La Suprema Corte ribadisce che in tema di prova testimoniale non esiste alcun principio di necessaria inattendibilità del testimone che abbia con una delle parti processuali un vincolo di parentela o coniugale, non potendo l’attendibilità degli stessi essere esclusa aprioristicamente, senza altri elementi da cui il giudice possa desumere la perdita di credibilità.

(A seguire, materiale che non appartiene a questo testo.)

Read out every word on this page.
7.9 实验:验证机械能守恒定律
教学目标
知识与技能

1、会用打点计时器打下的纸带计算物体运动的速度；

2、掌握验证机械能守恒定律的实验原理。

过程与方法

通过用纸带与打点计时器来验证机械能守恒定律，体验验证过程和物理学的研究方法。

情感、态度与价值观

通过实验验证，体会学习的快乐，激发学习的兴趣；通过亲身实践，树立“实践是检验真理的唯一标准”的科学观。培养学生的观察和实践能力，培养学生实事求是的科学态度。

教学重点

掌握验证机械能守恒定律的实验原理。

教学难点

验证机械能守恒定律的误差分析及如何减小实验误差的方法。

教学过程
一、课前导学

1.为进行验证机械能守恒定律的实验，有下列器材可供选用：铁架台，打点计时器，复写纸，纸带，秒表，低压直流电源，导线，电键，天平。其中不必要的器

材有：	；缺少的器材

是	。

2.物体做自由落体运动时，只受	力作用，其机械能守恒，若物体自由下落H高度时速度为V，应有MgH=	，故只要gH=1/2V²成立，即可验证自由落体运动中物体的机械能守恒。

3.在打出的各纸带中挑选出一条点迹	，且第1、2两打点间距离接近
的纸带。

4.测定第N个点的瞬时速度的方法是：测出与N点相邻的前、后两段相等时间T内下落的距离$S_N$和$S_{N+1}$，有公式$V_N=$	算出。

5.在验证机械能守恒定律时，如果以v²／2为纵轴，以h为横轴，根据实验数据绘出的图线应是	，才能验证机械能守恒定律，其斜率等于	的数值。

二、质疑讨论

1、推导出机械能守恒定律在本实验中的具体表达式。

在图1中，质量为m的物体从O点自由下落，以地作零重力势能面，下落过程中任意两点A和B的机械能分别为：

Questo l’oggetto dell’ordinanza della Suprema Corte n. 2295/21, depositata il 2 febbraio. La Corte d’Appello di Milano respingeva il gravame proposto dall’attuale ricorrente e confermava la decisione del Giudice di primo grado con cui la stessa era stata condannata al pagamento di una somma di circa 50000 euro ad una lavoratrice a titolo di differenze retributive . In particolare, in sede di individuazione dei testimoni da esaminare , la Corte d’Appello aveva osservato come il Tribunale avesse rimesso la scelta alle parti con l’ espressa eccezione di parenti o affini , stante la maggiore attendibilità dei soggetti estranei alla sfera familiare dei contendenti. La ricorrente impugna la suddetta decisione mediante ricorso per cassazione, lamentando, tra i diversi motivi, il fatto che la Corte avesse ridotto la sua lista testimoniale escludendo le persone a lei legate da vincolo di parentela, ponendosi così in contrasto con l’art. 244 c.p.c Gli Ermellini dichiarano il motivo di ricorso fondato , evidenziando che il Giudice non aveva esercitato legittimamente il potere di riduzione delle liste testimoniali sovrabbondanti , avendo egli escluso persone al di fuori dei limiti consentiti dall’art. 245 c.p.c In tal senso, la Corte rileva che i soggetti legati alle parti processuali da vincoli di parentela o affinità possono essere sentiti nelle vesti di testimoni, fatta salva la successiva valutazione della loro attendibilità all’esito dell’esame. Inoltre, la Corte di Cassazione ribadisce che In materia di prova testimoniale, non sussiste alcun principio di necessaria inattendibilità del testimone che abbia vincoli di parentela o coniugali con una delle parti [], l’attendibilità del teste legato da uno dei predetti vincoli non può essere esclusa aprioristicamente in difetto di ulteriori elementi dai quali il giudice del merito desuma la perdita di credibilità . Per questo motivo, gli Ermellini accolgono il motivo di ricorso prospettato dalla ricorrente, cassano la sentenza impugnata in relazione ad esso e rinviano gli atti alla Corte d’Appello di Milano.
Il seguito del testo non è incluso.